His articles have appeared in many magazines including Harper’s Magazine, where he served as executive editor from 1984 to 1994, National Geographic, Mother Jones, Travel + Leisure, House & Garden and Gardens Illustrated.
Pollan’s 2006 book “The Omnivore’s Dilemma: A Natural History of Four Meals” describes four basic ways by which man has obtained food, namely the industrial, organic, local farm method, and as a hunter-gatherer.
“In Defense of Food: An Eater’s Manifesto” published in 2008, he points out that cultures that perceive food as having purposes of pleasure, identity, and sociality may end up with better health.
Awards & Achievements
Pollan won the John Burroughs prize for the best natural history essay in 1997. His book “Second Nature” won the QPB New Vision Award. He has won the Reuters-I.U.C.N. Global Award for Environmental Journalism.

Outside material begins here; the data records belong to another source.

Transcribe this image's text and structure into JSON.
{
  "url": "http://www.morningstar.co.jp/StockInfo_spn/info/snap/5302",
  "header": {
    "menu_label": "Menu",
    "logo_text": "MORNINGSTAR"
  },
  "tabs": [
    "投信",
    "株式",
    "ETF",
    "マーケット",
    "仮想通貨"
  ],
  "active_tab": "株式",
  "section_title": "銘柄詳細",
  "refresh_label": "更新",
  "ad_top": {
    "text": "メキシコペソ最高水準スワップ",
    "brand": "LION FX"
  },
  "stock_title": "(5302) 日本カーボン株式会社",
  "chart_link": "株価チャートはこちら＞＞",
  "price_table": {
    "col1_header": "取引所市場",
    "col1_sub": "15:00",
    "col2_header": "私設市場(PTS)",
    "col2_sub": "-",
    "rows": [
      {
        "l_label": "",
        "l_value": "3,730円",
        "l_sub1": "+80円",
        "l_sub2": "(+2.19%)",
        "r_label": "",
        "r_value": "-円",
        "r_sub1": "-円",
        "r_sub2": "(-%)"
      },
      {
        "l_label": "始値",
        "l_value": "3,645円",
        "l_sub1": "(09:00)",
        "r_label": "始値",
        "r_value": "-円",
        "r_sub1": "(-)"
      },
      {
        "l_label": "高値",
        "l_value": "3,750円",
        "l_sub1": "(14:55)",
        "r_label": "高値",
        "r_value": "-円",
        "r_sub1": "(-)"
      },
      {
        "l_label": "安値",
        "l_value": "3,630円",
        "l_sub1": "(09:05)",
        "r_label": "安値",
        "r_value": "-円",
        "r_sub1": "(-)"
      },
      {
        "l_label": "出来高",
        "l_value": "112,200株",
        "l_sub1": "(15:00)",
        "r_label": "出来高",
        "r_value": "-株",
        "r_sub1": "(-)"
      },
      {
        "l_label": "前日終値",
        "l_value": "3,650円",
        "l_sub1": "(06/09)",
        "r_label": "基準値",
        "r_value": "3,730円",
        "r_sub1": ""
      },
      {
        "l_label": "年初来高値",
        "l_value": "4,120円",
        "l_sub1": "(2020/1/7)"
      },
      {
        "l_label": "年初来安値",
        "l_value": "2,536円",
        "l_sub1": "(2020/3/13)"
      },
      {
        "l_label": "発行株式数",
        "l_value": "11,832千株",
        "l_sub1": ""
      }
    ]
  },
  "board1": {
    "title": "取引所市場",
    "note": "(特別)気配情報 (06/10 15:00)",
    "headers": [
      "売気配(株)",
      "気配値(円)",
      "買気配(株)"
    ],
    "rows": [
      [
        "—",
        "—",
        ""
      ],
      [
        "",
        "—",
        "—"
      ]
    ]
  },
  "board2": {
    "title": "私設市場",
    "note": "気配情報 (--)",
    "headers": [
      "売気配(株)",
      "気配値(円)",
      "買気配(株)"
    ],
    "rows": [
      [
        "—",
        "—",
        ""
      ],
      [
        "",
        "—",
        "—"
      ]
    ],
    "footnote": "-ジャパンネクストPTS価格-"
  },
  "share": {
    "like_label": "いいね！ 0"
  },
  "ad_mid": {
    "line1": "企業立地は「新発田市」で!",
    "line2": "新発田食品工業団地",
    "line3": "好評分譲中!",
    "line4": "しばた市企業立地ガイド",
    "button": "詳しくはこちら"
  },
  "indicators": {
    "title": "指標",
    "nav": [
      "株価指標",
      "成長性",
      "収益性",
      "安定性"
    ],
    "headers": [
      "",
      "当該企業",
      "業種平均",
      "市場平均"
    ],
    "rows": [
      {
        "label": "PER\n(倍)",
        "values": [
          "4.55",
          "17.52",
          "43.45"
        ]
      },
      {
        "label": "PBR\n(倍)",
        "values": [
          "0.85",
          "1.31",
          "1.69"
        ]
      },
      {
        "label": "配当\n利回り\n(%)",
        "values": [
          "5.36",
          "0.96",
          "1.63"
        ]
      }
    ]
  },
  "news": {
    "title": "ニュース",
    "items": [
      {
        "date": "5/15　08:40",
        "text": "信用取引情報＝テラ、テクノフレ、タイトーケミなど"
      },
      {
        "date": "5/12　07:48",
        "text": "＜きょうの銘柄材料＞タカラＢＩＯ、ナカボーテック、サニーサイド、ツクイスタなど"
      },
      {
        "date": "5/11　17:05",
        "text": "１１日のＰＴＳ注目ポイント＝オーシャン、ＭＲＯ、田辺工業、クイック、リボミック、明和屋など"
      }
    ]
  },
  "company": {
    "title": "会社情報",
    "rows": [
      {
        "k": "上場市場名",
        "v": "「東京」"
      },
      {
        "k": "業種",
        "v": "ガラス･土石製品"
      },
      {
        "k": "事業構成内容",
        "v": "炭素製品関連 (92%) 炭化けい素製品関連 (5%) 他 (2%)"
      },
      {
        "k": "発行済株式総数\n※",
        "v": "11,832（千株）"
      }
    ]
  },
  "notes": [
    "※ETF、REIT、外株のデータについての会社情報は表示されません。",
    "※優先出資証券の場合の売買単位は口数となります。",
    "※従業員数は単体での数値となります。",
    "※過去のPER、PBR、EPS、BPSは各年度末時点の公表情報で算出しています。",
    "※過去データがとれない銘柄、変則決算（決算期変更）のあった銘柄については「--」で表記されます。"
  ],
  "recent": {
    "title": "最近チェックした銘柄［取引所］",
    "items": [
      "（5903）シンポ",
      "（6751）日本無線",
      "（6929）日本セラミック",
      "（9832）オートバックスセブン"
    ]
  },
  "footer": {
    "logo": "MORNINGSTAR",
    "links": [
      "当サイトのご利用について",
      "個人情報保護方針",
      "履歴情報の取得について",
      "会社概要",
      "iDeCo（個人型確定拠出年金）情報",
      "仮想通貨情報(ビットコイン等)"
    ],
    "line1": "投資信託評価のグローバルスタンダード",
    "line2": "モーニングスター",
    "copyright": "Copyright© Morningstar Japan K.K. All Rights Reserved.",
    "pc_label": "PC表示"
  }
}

In 2003, he won the James Beard Award for best magazine series, and the Humane Society of the United States’ Genesis Award for his writing on animal agriculture.
2009 saw him win the President’s Citation Award from the American Institute of Biological Sciences, and the Voices of Nature Award from the Natural Resources Defense Council.
Personal Life & Legacy
Pollan is married to the landscape painter Judith Belzer. They met in 1974, and have been married for 22-years. They live in the Bay Area with their son, Issac.
This writer lent support to the Coalition of Immokalee Workers to improve working conditions and wages for tomato pickers’ in Florida. In December 2013, he supported fast food strikers’ demand for $15 dollar/hour wage.